135,000 mortgages now in arrears

Published 13/12/2012 | 11:34

Latest figures show more than 11 per cent of mortgages were three months behind in repayments at the end of September
Latest figures show more than 11 per cent of mortgages were three months behind in repayments at the end of September

More than 135,000 mortgages are behind in repayments, official figures have revealed.

The latest Central Bank report on the debt crisis shows almost 11.3% of mortgages were three months behind in repayments at the end of September.

Figures showed that 86,146 mortgage accounts were in arrears of more than 90 days. A further breakdown of the state of the residential property market revealed that 49,482 accounts were classed as being up to three months behind in repayments.

Some 18,745 mortgage accounts were classed as being between 90 and 180 days in arrears, the Central Bank said. The number of restructured mortgages was 81,683 at the end of September.

In its latest report on the housing crisis, the Central Bank said the pace of increase in arrears cases of more than 90 days has slowed further. Other figures from the bank showed that 26,770, 17.9%, of accounts in the buy-to-let sector were in arrears of more than 90 days at the end of September.

Noeline Blackwell, director general of the Free Legal Advice Centres (Flac), said arrears levels have increased over the 13 reports. "The arrears crisis continues to be serious but is not unexpected. No durable, long-term solutions have been put in place. Lenders continue to adopt a sticking-plaster approach to the problem," she said.

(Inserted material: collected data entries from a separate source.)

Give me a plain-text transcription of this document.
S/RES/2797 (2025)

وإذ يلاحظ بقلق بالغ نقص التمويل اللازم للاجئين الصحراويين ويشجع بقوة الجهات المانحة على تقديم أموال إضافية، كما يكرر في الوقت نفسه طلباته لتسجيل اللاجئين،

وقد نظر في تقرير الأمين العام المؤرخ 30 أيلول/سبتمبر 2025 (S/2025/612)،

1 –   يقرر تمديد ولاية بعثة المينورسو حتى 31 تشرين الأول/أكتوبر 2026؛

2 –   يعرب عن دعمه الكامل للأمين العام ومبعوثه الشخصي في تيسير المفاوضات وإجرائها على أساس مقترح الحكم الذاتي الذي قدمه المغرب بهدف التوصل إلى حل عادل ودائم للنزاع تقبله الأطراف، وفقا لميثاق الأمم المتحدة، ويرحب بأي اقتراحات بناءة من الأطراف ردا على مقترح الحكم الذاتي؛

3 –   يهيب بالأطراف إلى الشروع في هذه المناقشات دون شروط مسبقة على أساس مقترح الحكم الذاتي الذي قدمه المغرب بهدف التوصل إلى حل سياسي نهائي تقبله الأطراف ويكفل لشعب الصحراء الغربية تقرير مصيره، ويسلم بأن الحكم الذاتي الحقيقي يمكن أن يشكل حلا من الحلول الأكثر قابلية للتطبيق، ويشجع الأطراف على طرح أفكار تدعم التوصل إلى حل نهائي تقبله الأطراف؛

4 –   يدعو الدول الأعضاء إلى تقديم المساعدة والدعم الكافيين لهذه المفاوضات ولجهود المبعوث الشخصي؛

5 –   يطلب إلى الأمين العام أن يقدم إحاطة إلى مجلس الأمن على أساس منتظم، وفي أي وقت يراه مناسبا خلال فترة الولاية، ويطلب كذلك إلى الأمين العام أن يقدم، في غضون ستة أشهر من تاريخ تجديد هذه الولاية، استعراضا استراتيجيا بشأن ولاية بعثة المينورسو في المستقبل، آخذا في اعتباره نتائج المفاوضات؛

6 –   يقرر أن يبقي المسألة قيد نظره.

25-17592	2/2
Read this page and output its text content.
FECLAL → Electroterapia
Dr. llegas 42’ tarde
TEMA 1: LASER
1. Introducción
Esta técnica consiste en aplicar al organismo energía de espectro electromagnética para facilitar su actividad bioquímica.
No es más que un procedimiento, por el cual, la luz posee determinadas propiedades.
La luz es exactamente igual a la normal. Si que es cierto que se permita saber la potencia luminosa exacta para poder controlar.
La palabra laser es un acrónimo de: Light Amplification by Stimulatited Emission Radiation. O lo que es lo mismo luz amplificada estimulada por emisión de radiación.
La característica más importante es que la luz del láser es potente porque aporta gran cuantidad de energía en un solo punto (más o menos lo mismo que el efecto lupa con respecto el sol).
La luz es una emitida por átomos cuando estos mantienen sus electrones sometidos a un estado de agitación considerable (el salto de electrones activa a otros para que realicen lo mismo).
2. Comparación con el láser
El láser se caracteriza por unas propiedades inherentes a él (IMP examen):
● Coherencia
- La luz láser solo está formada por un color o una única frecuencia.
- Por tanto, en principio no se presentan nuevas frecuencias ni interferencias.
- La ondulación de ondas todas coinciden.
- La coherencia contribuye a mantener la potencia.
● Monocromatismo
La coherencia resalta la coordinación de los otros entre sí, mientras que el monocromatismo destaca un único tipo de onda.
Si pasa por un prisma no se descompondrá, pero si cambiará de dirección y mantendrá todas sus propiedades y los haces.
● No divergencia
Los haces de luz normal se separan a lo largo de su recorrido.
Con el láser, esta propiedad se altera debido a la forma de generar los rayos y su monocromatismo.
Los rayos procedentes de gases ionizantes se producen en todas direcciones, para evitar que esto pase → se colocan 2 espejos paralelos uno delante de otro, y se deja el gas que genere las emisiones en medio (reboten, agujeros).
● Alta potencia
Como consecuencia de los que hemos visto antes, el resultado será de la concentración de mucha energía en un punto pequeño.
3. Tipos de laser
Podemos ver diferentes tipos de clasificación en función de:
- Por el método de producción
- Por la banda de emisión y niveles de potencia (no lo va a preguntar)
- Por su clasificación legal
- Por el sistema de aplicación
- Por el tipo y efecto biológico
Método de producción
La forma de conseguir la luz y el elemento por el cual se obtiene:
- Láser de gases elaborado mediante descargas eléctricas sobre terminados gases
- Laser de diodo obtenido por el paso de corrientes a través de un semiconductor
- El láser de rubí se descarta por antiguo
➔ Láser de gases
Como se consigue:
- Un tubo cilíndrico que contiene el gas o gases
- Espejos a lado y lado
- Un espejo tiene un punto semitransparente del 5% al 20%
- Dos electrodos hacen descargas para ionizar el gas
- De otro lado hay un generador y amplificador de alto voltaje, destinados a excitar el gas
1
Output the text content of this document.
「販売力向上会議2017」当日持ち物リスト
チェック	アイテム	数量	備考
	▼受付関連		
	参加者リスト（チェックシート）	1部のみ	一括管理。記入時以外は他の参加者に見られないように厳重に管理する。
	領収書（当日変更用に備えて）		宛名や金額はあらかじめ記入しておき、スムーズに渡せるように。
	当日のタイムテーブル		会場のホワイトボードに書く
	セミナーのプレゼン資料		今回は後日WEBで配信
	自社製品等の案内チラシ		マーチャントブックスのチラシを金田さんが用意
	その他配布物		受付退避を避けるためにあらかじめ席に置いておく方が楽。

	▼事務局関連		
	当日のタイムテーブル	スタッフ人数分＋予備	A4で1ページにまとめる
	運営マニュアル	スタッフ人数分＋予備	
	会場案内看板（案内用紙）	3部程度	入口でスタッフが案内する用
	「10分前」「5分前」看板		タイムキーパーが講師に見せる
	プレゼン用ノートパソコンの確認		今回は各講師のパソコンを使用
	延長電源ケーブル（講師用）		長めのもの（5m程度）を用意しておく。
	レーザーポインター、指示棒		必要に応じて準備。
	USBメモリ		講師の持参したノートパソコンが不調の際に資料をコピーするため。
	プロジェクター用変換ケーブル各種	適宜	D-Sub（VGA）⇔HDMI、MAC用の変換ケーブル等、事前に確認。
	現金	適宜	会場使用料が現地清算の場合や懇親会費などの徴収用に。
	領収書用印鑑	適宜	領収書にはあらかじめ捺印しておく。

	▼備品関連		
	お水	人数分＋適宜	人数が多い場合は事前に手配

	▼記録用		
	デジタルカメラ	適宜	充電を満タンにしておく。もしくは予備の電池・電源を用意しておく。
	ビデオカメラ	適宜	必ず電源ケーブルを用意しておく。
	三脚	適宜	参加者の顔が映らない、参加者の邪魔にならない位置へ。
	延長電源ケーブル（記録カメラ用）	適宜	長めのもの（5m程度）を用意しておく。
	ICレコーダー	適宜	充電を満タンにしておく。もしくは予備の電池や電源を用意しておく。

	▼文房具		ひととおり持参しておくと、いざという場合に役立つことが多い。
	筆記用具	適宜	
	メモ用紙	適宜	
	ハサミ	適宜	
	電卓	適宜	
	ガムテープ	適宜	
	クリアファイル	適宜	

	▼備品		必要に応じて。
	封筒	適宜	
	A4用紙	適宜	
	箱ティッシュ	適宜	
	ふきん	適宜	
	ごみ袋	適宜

Flac also pointed to the 19,541 households in arrears for two years or more and on average owe arrears of more than 40,000 euro.

The report was published as Justice Minister Alan Shatter rejected suggestions that repossession levels would surge as the Government is committed to reforming laws in the area amid demands from the bailout Troika. A loophole which bars banks from repossessing homes in some circumstances is to be closed.

David Hall and economist Dr Constantin Gurdgiev, of the Irish Mortgage Holders Association, said the crisis was out of control. "A generation of Irish people are now locked into an endless battle of attrition with the banks," they said. "It must be internationally unprecedented for a Taoiseach, Tanaiste, the Governor of the Central Bank and head of banking regulation all to state their dissatisfaction with how banks are dealing with mortgage holders, while at the same time not acting to deliver real policy solutions and changes. This Government is now fully paralysed by the crisis. Leadership is now required to ensure we do not lose a generation to over-indebtedness."

In terms of repossessions, at the beginning of September banks held 944 repossessed homes on their books. The report showed that 79 court orders were granted to allow houses to be repossessed in the third quarter. It also said that 154 properties were repossessed by lenders in the three months to the end of September - 47 following a court order and 107 voluntarily surrendered or abandoned.

Michael McGrath, Fianna Fail finance spokesman, said the figures showed a property tax should not be introduced now. "This property tax will push many ordinary families over the edge and should be abandoned before it is too late," he said.